As reported in the St. Louis Post-Dispatch, a husband and wife recently plead guilty to a U.S. federal charge and admitted improperly transporting 4,500 tons of hazardous waste and storing it in a warehouse near St. Louis, Missouri.
The couple, both in their 60’s, pleaded guilty in U.S. District Court in St. Louis to a misdemeanor charge of placing someone in danger of death or serious bodily injury from a hazardous waste.
Their company, Missouri Green Materials LLC, Missouri Green Materials LLC stored a large quantity of spent sandblasting materials inside a warehouse located in the town of Berger, approximately 70 miles west of St. Louis. They couple admitted that they arranged for the transport and storage of the hazardous waste from Mississippi, and failed to tell both the trucking companies that hauled the waste and the personnel that unloaded it of the danger. Their storage facility was not properly permitted was not registered as a permitted hazardous waste storage or recycling facility.
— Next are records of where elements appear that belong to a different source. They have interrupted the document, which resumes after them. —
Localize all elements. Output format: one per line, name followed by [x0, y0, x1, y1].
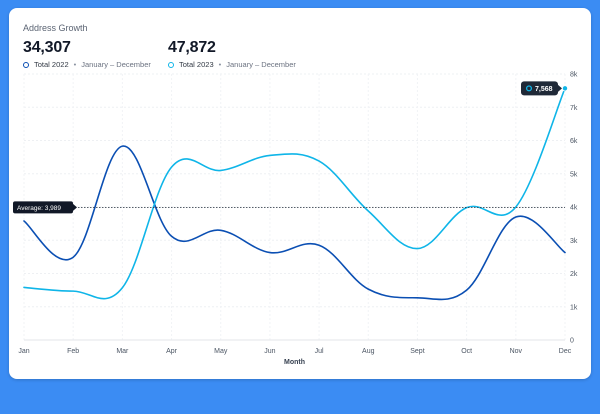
- stat-total-2022: 34,307 Total 2022 • January – December: [23, 39, 151, 69]
- x-tick-label: Jun: [264, 348, 275, 355]
- y-tick-label: 3k: [570, 238, 578, 245]
- tooltip-point-marker[interactable]: [562, 85, 569, 92]
- x-axis-title: Month: [284, 359, 305, 366]
- x-tick-label: Mar: [116, 348, 129, 355]
- y-tick-label: 7k: [570, 105, 578, 112]
- y-tick-label: 2k: [570, 271, 578, 278]
- y-tick-label: 6k: [570, 138, 578, 145]
- tooltip-pointer: [558, 84, 562, 92]
- x-tick-label: Dec: [559, 348, 572, 355]
- x-tick-label: May: [214, 348, 228, 355]
- separator-dot: •: [73, 60, 77, 69]
- legend-period-2022: January – December: [81, 60, 151, 69]
- chart-title: Address Growth: [23, 23, 88, 33]
- series-line-total-2023: [23, 87, 566, 300]
- stat-total-2023-value: 47,872: [168, 39, 216, 56]
- legend-item-2023[interactable]: Total 2023 • January – December: [168, 60, 296, 69]
- y-tick-label: 1k: [570, 304, 578, 311]
- legend-label-2022: Total 2022: [34, 60, 69, 69]
- series-line-total-2022: [23, 145, 566, 301]
- x-tick-label: Feb: [67, 348, 79, 355]
- y-tick-label: 8k: [570, 72, 578, 79]
- average-label: Average: 3,989: [17, 205, 61, 212]
- y-tick-label: 0: [570, 338, 574, 345]
- x-tick-label: Sept: [410, 348, 424, 355]
- average-label-background: [13, 201, 73, 214]
- circle-icon: [168, 61, 174, 68]
- legend-item-2022[interactable]: Total 2022 • January – December: [23, 60, 151, 69]
- separator-dot: •: [218, 60, 222, 69]
- legend-label-2023: Total 2023: [179, 60, 214, 69]
- circle-icon: [23, 61, 29, 68]
- chart-card: Address Growth 34,307 Total 2022 • Janua…: [9, 8, 591, 379]
- tooltip-background: [521, 81, 558, 96]
- tooltip-value: 7,568: [535, 86, 553, 93]
- x-tick-label: Aug: [362, 348, 375, 355]
- legend-period-2023: January – December: [226, 60, 296, 69]
- x-tick-label: Jul: [315, 348, 324, 355]
- x-tick-label: Nov: [510, 348, 523, 355]
- x-tick-label: Apr: [166, 348, 178, 355]
- stat-total-2023: 47,872 Total 2023 • January – December: [168, 39, 296, 69]
- y-tick-label: 4k: [570, 205, 578, 212]
- y-tick-label: 5k: [570, 171, 578, 178]
- stat-total-2022-value: 34,307: [23, 39, 71, 56]
- average-label-pointer: [73, 203, 77, 211]
- circle-icon: [525, 85, 533, 92]
- x-tick-label: Oct: [461, 348, 472, 355]
- x-tick-label: Jan: [18, 348, 29, 355]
The sandblasting waste materials are considered to be hazardous because they contain amounts of certain metals, including cadmium, that exceed regulatory limits established by the Missouri Department of Natural Resources and the U.S. Environmental Protection Agency (U.S. EPA).
The materials were stored in a warehouse in a flood plain for more than four years. There are no indications of any release of the materials from the warehouse.
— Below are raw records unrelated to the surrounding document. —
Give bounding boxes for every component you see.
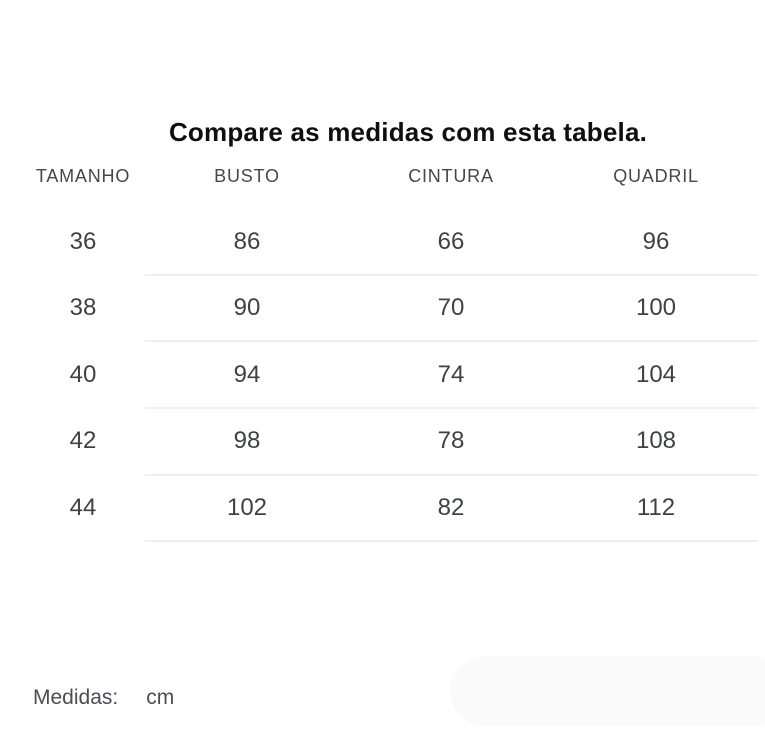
header-cintura: CINTURA	[408, 166, 494, 186]
size-cell: 94	[233, 361, 261, 388]
size-cell: 44	[69, 494, 97, 521]
size-cell: 74	[437, 361, 465, 388]
table-row: 38 90 70 100	[0, 293, 765, 323]
row-divider	[145, 407, 758, 409]
size-cell: 108	[635, 427, 677, 454]
size-cell: 36	[69, 228, 97, 255]
units-label: Medidas:	[33, 686, 119, 709]
table-row: 44 102 82 112	[0, 493, 765, 523]
table-header-row: TAMANHO BUSTO CINTURA QUADRIL	[0, 161, 765, 191]
size-cell: 96	[642, 228, 670, 255]
row-divider	[145, 274, 758, 276]
header-quadril: QUADRIL	[613, 166, 699, 186]
row-divider	[145, 540, 758, 542]
units-value: cm	[146, 686, 175, 709]
size-cell: 86	[233, 228, 261, 255]
row-divider	[145, 340, 758, 342]
size-cell: 102	[226, 494, 268, 521]
header-tamanho: TAMANHO	[35, 166, 131, 186]
size-cell: 112	[636, 494, 676, 521]
size-cell: 90	[233, 294, 261, 321]
header-busto: BUSTO	[214, 166, 280, 186]
size-cell: 98	[233, 427, 261, 454]
size-cell: 70	[437, 294, 465, 321]
size-cell: 78	[437, 427, 465, 454]
size-cell: 40	[69, 361, 97, 388]
size-cell: 100	[635, 294, 677, 321]
size-cell: 66	[437, 228, 465, 255]
table-row: 40 94 74 104	[0, 360, 765, 390]
placeholder-pill	[450, 656, 765, 726]
size-cell: 42	[69, 427, 97, 454]
table-row: 42 98 78 108	[0, 426, 765, 456]
page-title: Compare as medidas com esta tabela.	[168, 117, 648, 147]
table-row: 36 86 66 96	[0, 227, 765, 257]
units-row: Medidas: cm	[33, 686, 174, 710]
size-cell: 104	[635, 361, 677, 388]
row-divider	[145, 474, 758, 476]
size-cell: 82	[437, 494, 465, 521]
size-cell: 38	[69, 294, 97, 321]
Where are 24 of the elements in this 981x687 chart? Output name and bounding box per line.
The couple have agreed to pay $1.5 million to the U.S. EPA for the costs of dealing with the waste. They could face probation or a sentence of six months behind bars for the crime under federal sentencing guidelines.
The source of the sandblasting waste was for a site in Mississippi. An Ohio company, U.S. Technology Corp had been buried the waste. The company was repeatedly ordered by regulators to remove it.
In 2016, the U.S. EPA and U.S. Technology signed a consent agreement whereby the company agreed to remove the waste from Green Material’s facility in Missouri and test the site for soil contamination. According to prosecutors, this work was never performed.
U.S. Technology and president Raymond Williams, 71, both pleaded not guilty in the case. A hearing has been scheduled to change both pleas later in June.